Eu sou suspeito para falar de Os Simpsons porque cresci assistindo essa série animada e até hoje facilmente ela entra na minha lista de preferidas, em 2007 a série animada lançou um filme que eternizou o porco aranha na minha cabeça e se você sabe de qual filme eu estou falando, com certeza a música já invadiu a sua também. 

Mas uma cena logo do início do filme diz muito sobre os nossos dias, na cena a família Simpson está na igreja quando o vovó (Abraham Jebediah “Abe”) tem uma experiência espiritual e começa a profetizar dentro da igreja, ao melhor estilo caricato e exagero da série, Homer retira seu pai da igreja enrolado no tapete do corredor, já no carro começam a falar sobre o que iam comer enquanto Marge tentava conversar sobre o que havia acontecido com o vovó, nessa cena ela questiona, 

“Do quê adianta irmos à igreja todos os domingos, se quando alguém tem uma verdadeira experiência religiosa nós ignoramos?”

Marge simpson

Caso você queira assistir a cena, pode fazer isso aqui, essa cena, com as devidas proporções do exagero, resume bem a fé daqueles que não desejam acreditar, pois para quem não deseja o dom da fé, buscar outras explicações é o caminho imediato, como nos apresenta o evangelho de hoje (Lc 11, 14-23) onde aqueles que se recusam a acreditar na autoridade de Deus, atribuem as obras de Cristo ao demônio. Nos nossos dias, o chamado benefício da dúvida ou o ateísmo praticante nos faz simplesmente ignorar o que acontece a nossa volta como uma espécie de solução evidente que todos os inteligentes deveriam adotar. 

Na terça-feira passada, 09 de março de 21, eu saí para caminhar, como sempre caminho sozinho eu tenho o hábito de iniciar rezando a oração do Santo Anjo e literalmente o convidando para meditar os mistérios do Santo Terço comigo, então saio andando rezando o Santo Terço. Nesse dia não foi diferente eu cruzei a ponte andando enquanto rezava e na volta já tinha terminado o terço, eu liguei o fone de ouvido e vinha contemplando a vista quando olhando para frente eu vi um homem quem vinha de bicicleta no sentido contrário do meu. 

Eu assistir, a uma distância de uns 30 metros, o homem perder o controle da bicicleta e cair do passeio da ponte para a via dos carros batendo a cabeça na proteção de concreto, embora a altura não fosse grande, cerca de um metro, na velocidade que ele vinha e sem nenhum equipamento de proteção ele caiu e não conseguiu se levantar. 

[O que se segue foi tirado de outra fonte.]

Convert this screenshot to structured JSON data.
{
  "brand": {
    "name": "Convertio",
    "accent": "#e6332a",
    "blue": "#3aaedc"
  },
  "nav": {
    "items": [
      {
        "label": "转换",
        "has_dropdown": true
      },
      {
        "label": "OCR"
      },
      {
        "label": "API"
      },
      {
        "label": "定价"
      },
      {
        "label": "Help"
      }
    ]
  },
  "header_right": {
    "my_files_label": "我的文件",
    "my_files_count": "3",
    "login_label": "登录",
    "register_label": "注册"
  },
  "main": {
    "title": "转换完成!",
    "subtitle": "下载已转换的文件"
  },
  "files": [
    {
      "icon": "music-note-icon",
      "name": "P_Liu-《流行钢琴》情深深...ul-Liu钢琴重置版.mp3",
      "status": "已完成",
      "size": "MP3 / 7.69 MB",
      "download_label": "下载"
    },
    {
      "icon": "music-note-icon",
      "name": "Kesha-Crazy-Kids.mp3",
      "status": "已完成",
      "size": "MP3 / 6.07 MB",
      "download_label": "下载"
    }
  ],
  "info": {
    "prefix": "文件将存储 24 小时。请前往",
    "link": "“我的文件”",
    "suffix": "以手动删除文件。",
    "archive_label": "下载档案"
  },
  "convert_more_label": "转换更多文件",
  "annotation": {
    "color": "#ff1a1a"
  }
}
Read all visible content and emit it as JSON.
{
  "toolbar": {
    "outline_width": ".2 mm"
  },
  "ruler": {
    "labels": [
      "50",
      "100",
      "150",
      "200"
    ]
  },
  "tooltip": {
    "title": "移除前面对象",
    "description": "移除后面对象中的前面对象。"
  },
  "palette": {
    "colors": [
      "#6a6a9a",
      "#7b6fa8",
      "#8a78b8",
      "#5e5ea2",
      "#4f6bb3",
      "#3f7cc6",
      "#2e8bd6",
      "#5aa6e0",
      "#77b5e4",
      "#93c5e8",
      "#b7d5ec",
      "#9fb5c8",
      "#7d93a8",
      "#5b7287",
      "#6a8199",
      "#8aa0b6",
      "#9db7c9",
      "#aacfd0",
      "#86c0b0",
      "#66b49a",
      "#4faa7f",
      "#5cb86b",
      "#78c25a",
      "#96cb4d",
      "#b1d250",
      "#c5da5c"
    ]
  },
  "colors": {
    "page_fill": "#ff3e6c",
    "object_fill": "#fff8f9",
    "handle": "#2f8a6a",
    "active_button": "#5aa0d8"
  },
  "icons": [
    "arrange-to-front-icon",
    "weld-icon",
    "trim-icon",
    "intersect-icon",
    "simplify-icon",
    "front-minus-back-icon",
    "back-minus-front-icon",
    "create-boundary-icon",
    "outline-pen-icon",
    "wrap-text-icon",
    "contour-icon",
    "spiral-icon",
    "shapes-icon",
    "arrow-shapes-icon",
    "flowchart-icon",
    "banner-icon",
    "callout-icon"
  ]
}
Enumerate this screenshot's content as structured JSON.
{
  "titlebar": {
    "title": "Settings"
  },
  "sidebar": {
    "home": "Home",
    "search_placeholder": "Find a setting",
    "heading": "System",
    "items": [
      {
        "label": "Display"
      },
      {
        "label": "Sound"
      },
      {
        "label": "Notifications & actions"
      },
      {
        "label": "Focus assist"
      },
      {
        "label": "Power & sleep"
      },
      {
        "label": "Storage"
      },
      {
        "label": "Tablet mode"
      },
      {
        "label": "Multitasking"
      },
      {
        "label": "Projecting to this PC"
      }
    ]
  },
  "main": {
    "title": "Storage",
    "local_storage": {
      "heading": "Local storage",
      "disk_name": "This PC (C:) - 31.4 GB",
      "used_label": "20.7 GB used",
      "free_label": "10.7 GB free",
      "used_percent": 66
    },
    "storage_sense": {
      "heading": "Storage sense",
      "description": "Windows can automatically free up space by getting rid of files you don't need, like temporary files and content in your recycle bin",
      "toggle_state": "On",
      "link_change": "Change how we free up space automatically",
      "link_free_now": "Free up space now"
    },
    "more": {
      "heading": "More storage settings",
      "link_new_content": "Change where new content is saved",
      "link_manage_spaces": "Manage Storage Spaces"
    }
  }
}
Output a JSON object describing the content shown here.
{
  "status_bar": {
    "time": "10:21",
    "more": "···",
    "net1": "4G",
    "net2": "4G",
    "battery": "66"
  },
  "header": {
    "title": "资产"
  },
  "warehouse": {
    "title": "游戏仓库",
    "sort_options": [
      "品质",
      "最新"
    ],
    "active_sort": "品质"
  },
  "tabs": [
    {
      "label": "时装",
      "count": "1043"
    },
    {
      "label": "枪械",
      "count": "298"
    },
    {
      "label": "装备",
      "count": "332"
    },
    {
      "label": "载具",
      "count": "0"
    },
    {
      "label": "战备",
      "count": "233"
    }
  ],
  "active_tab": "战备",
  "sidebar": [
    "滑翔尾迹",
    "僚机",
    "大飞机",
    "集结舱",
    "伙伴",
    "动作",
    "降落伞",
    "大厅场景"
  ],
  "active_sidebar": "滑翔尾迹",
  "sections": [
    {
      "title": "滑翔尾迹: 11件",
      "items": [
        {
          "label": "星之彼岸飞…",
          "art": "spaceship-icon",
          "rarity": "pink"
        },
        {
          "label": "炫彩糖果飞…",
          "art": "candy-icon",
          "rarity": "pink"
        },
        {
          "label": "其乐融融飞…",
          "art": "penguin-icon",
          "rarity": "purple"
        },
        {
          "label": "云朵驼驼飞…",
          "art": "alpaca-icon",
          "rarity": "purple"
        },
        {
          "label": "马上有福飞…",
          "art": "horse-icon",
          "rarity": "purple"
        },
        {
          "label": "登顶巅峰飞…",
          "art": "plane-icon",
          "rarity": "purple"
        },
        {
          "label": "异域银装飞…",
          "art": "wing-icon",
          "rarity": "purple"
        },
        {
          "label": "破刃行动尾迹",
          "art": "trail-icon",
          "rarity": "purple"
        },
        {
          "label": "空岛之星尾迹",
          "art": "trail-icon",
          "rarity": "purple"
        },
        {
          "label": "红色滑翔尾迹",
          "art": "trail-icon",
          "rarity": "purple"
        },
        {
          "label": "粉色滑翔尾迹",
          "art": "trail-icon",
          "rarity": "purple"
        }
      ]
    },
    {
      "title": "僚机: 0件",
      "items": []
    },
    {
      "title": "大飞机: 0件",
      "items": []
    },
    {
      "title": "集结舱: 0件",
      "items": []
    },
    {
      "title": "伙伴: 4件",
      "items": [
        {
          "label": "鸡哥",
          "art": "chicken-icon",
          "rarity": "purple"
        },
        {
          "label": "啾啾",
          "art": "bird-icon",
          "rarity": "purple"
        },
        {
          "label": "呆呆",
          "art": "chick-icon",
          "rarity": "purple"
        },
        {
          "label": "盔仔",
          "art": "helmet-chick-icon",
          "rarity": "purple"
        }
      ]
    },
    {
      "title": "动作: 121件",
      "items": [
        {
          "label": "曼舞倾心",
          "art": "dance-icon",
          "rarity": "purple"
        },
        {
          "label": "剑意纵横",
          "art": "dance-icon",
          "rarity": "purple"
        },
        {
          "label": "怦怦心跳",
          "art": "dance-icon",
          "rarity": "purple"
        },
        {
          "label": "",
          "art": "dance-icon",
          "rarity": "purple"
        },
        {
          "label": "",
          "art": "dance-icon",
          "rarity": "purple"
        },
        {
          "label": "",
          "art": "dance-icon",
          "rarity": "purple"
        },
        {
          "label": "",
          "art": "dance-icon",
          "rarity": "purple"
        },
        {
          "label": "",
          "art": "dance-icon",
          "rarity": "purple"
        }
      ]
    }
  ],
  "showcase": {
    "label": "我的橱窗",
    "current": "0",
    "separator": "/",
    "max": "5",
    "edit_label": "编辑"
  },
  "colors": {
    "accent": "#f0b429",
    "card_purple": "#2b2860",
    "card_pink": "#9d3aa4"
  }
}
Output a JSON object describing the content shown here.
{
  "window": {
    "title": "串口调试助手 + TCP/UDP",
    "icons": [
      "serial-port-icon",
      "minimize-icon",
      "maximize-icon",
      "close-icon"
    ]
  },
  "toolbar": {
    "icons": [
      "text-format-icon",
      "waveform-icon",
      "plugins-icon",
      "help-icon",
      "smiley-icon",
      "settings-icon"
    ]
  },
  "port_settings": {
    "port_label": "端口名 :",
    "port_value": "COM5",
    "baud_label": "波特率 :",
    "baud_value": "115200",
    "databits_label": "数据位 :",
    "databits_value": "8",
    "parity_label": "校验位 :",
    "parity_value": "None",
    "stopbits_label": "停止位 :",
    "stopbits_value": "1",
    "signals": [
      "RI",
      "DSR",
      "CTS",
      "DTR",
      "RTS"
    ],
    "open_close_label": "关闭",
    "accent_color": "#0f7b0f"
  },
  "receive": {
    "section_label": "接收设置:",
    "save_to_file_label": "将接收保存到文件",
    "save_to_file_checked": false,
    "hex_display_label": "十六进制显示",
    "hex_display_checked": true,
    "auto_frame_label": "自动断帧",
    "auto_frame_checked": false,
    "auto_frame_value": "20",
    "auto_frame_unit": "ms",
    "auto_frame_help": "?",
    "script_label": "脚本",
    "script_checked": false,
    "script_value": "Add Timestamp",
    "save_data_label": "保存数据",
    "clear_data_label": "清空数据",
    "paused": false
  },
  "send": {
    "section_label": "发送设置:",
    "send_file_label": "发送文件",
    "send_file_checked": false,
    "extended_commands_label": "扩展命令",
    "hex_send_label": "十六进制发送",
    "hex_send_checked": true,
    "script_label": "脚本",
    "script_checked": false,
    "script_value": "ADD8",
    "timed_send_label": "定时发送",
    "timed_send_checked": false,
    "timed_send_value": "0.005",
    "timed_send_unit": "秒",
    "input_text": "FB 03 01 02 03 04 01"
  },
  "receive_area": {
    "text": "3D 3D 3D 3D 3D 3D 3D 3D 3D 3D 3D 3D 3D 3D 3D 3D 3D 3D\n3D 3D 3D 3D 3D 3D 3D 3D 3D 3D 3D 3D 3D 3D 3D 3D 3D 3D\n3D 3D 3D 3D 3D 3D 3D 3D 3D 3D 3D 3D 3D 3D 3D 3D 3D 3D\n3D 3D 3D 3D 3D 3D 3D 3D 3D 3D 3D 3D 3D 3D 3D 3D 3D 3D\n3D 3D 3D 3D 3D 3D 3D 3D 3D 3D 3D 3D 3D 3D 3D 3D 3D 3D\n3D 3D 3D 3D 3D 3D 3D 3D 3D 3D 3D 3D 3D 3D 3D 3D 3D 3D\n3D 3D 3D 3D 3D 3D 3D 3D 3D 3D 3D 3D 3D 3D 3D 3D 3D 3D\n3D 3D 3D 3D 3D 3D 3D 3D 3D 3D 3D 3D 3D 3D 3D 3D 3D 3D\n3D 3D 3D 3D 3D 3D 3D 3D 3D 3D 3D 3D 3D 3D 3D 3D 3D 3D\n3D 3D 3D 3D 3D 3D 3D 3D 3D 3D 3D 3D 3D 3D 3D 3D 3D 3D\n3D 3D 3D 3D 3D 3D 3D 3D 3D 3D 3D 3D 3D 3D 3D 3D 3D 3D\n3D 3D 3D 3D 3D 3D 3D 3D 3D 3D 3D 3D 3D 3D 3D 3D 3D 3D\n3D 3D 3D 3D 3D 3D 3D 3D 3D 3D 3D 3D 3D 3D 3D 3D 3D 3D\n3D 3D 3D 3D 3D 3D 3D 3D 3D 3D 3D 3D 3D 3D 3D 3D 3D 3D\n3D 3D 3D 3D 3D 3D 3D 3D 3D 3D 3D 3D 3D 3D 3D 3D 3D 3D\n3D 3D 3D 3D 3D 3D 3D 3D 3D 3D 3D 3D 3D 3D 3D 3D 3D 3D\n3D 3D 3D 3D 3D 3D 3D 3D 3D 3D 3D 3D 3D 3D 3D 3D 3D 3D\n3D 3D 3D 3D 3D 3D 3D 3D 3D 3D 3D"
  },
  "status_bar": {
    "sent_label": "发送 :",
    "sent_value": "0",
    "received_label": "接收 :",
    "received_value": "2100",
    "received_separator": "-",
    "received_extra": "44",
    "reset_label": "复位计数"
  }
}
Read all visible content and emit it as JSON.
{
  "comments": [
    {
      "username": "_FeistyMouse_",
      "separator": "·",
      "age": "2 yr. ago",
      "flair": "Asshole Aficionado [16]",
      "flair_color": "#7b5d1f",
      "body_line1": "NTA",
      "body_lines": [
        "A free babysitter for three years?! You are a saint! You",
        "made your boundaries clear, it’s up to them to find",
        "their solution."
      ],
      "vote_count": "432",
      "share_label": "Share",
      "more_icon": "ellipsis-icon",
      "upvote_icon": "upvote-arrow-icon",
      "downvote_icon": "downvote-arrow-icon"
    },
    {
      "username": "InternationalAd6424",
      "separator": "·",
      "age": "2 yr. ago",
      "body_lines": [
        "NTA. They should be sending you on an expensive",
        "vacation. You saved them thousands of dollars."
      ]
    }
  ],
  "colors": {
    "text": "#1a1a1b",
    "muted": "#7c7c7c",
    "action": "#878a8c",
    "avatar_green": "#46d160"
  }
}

Eu levei cerca de cinco segundos para realmente entender o que tinha acontecido e vendo o homem caído na via da ponte comecei a correr na direção dele sinalizando para os carros a fim de evitar que ele fosse atropelado. Do outro lado, vindo pela via contrária, alguns ciclistas estavam subindo e vendo o homem no chão pararam para ajudar e tentaram sinalizar para evitar o mesmo. 

O homem estava banhado em seu próprio sangue e nós não tínhamos muito a fazer, não tínhamos celular para ligar para a emergência, não tínhamos como sequer tentar parar o sangramento. Em meio aquela situação eu olhei para o céu, que estava estrelado naquele dia e pensei, 

“Sei que Você está aí? Precisamos de ajudar.”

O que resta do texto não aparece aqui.